Don’t call it a dash for the trash yet.
US corporate bonds with riskier high-yield or junk credit ratings could finally look like a buy, after a rough start to 2022 sparked by central bankers seeking to end an era of easy money.
Junk bond prices fell and yields hit two-year highs of around 7.5%, according to the ICE BofA US High Yield Index. This is probably a comfort to those waiting for the moss to leave the most speculative corners of the markets.
But Rajay Bagaria, chief investment officer at Wasserstein Debt Opportunities, still sees reasons why investors should remain cautious.
“There’s a scenario where everything seems pretty cheap right now,” Bagaria, a leveraged finance veteran, said by phone Friday. “There’s this possibility of a soft landing. And I think if that happens, you’ll look back and say, a lot of high yield stocks are down 15 to 20 points in four months. That’s not happening. not very often.
On the other hand, however, he thinks investors could downplay several key factors, including the effects of strong outflows this year (see chart), with high yield being the hardest hit in terms of outflows based on assets under management.
There are also risks of continued interest rate volatility – a key driver of negative total returns in the first quarter – and investors taking “false comfort” in certain economic indicators, such as the roughly 10% drop in prices. copper HG00 relative to a pandemic peak, a popular predictor of economic activity.
Bagaria worries about a boom in China’s economy that could keep commodity prices, inflation and interest rates high as that country reopens from the latest COVID shutdowns
The key 10-year US Treasury yield TMUBMUSD10Y,
reached a multi-year high of 3.12% in May, after a low of around 1.63% in January.

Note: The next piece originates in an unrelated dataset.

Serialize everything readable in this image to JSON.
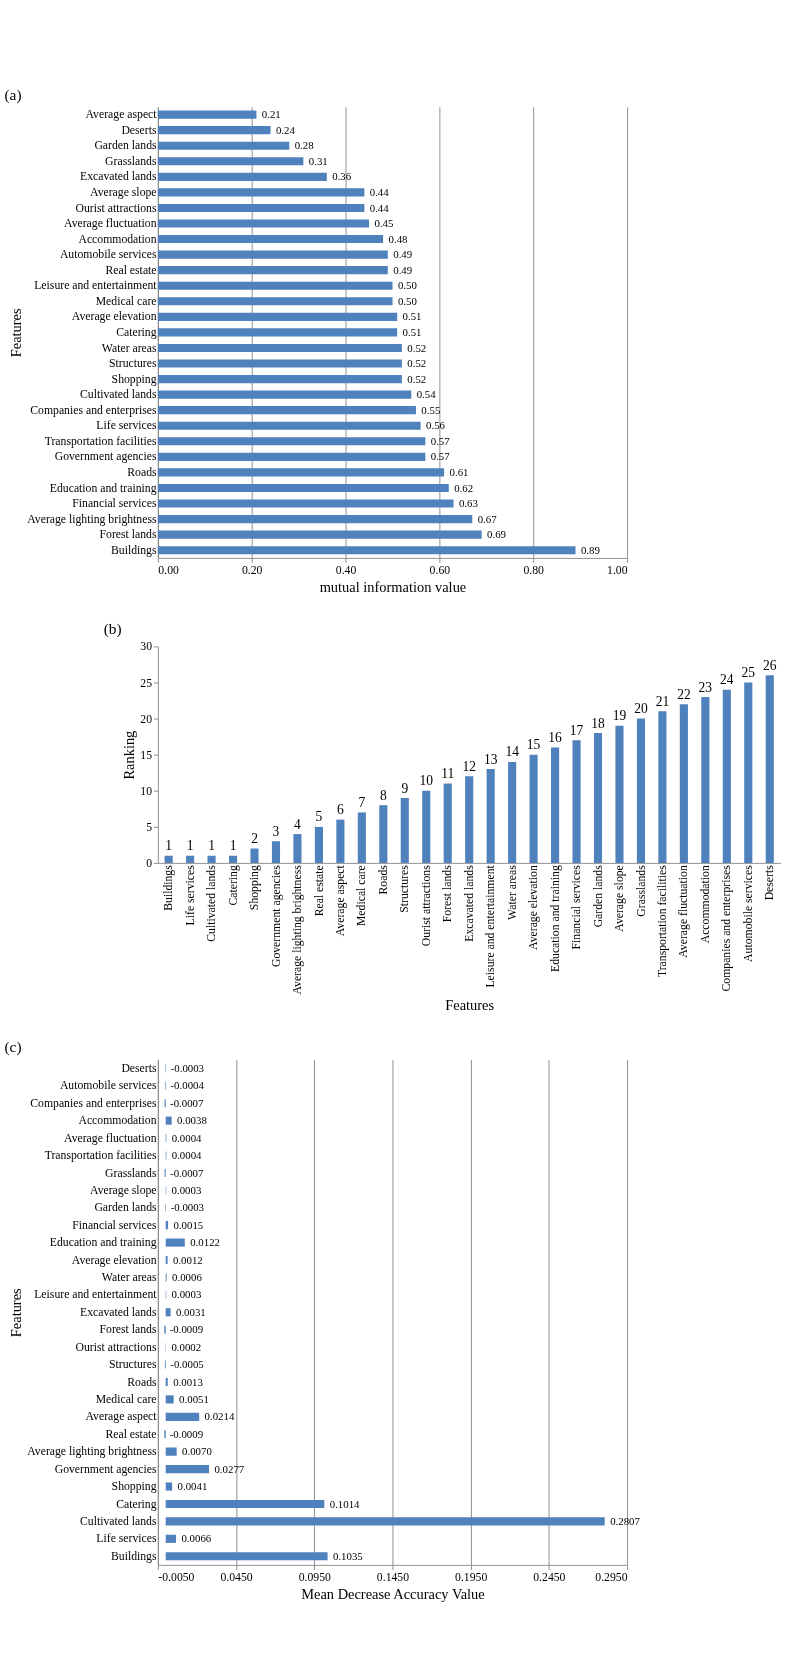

Total returns for the high-yield index fell 10% on the year, according to BofA Global, and on pace with its second-worst annual loss on record, eclipsed only by its 26% loss in 2008.
Federal Reserve Chairman Jerome Powell said this week that the central bank’s plan to achieve a soft landing for the economy, while mitigating high inflation, was not entirely in his handsreferring to the geopolitical risks of war in Ukraine and COVID lockdowns in China, in an interview with Marketplace.
Bagaria sees a chance that the Fed will “induce a pretty hard recession”, if the central bank raises interest rates significantly in its quest for price stability. He also said cracks had already started to appear in high-yield debt, in the form of falling bond prices, following the release of disappointing results by several companies.
“Until the last week or two we felt like it was a normal, functioning market, the liquidity premium was still low,” Bagaria said. “You’re starting to see price discrepancies now, because people just want to release stuff.”
It’s not just the debt of once-in-vogue companies like Carvana Co. CVNA,
or Coinbase Global Inc. who took a beating.
To see: Carvana and Coinbase junk bonds tumble on Wednesday as layoffs and losses hit prices
Party City Holdco Inc.PRTY,
announced a shortfall this week, and its stock fell and its B-rated bonds due February 2026 fell to around $74 on Friday, from $96 in March, according to Bondcliq.
“The fact that you’re seeing a real high yield capitulation, in specific situations, suggests to us that liquidity is becoming the issue,” Bagaria said. “And when liquidity is the problem, everything is free.”